Peter Gutmann
Department of Computer Science
University of Auckland
pgut001@cs.auckland.ac.nz
This paper was first published in the Sixth USENIX Security Symposium
Proceedings, San Jose, California, July 22-25, 1996
Abstract
With the use of increasingly sophisticated encryption systems, an attacker
wishing to gain access to sensitive data is forced to look elsewhere for
information. One avenue of attack is the recovery of supposedly erased data
from magnetic media or random-access memory. This paper covers some of the
methods available to recover erased data and presents schemes to make this
recovery significantly more difficult.
1. Introduction
Much research has gone into the design of highly secure encryption systems
intended to protect sensitive information. However work on methods of securing
(or at least safely deleting) the original plaintext form of the encrypted data
against sophisticated new analysis techniques seems difficult to find. In the
1980's some work was done on the recovery of erased data from magnetic media
[1] [2] [3], but to date the
main source of information is government standards covering the destruction of
data. There are two main problems with these official guidelines for
sanitizing media. The first is that they are often somewhat old and may
predate newer techniques for both recording data on the media and for
recovering the recorded data. For example most of the current guidelines on
sanitizing magnetic media predate the early-90's jump in recording densities,
the adoption of sophisticated channel coding techniques such as PRML, the use
of magnetic force microscopy for the analysis of magnetic media, and recent
studies of certain properties of magnetic media recording such as the behaviour
of erase bands. The second problem with official data destruction standards is
that the information in them may be partially inaccurate in an attempt to fool
opposing intelligence agencies (which is probably why a great many guidelines
on sanitizing media are classified). By deliberately under-stating the
requirements for media sanitization in publicly-available guides, intelligence
agencies can preserve their information-gathering capabilities while at the
same time protecting their own data using classified techniques.

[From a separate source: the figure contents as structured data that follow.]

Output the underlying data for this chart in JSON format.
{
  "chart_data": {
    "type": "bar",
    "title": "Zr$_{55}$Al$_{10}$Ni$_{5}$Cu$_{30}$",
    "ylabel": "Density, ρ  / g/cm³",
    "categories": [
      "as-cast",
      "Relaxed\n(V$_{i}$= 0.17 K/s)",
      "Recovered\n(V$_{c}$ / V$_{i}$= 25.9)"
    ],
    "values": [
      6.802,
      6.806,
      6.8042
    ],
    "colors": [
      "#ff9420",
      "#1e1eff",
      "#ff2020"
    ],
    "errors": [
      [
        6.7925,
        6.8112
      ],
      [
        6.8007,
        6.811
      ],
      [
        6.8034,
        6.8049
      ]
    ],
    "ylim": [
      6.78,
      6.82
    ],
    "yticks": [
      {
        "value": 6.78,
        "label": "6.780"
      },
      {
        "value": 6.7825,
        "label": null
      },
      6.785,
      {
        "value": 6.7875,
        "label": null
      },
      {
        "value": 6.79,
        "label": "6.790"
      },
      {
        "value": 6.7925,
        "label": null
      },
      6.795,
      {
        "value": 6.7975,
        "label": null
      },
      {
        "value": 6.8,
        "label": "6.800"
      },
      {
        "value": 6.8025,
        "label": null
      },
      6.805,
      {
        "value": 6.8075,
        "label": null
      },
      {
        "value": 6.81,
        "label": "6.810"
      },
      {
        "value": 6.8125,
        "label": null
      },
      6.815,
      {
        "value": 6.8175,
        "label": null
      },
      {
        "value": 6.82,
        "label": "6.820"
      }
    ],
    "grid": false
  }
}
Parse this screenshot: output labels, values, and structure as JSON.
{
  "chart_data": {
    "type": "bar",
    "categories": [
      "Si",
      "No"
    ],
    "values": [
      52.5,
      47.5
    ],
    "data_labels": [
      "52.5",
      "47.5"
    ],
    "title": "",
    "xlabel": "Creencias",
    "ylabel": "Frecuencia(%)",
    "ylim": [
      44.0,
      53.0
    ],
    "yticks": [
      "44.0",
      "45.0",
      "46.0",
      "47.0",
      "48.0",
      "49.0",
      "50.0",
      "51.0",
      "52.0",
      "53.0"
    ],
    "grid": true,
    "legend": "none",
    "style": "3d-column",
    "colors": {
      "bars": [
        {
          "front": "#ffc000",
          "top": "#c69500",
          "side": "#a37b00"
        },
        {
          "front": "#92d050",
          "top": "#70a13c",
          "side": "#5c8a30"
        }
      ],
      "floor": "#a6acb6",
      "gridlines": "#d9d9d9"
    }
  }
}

This paper represents an attempt to analyse the problems inherent in trying to
erase data from magnetic disk media and random-access memory without access to
specialised equipment, and suggests methods for ensuring that the recovery of
data from these media can be made as difficult as possible for an attacker.
2. Methods of Recovery for Data stored on Magnetic Media
Magnetic force microscopy (MFM) is a recent technique for imaging magnetization
patterns with high resolution and minimal sample preparation. The technique is
derived from scanning probe microscopy (SPM) and uses a sharp magnetic tip
attached to a flexible cantilever placed close to the surface to be analysed,
where it interacts with the stray field emanating from the sample. An image of
the field at the surface is formed by moving the tip across the surface and
measuring the force (or force gradient) as a function of position. The
strength of the interaction is measured by monitoring the position of the
cantilever using an optical interferometer or tunnelling sensor.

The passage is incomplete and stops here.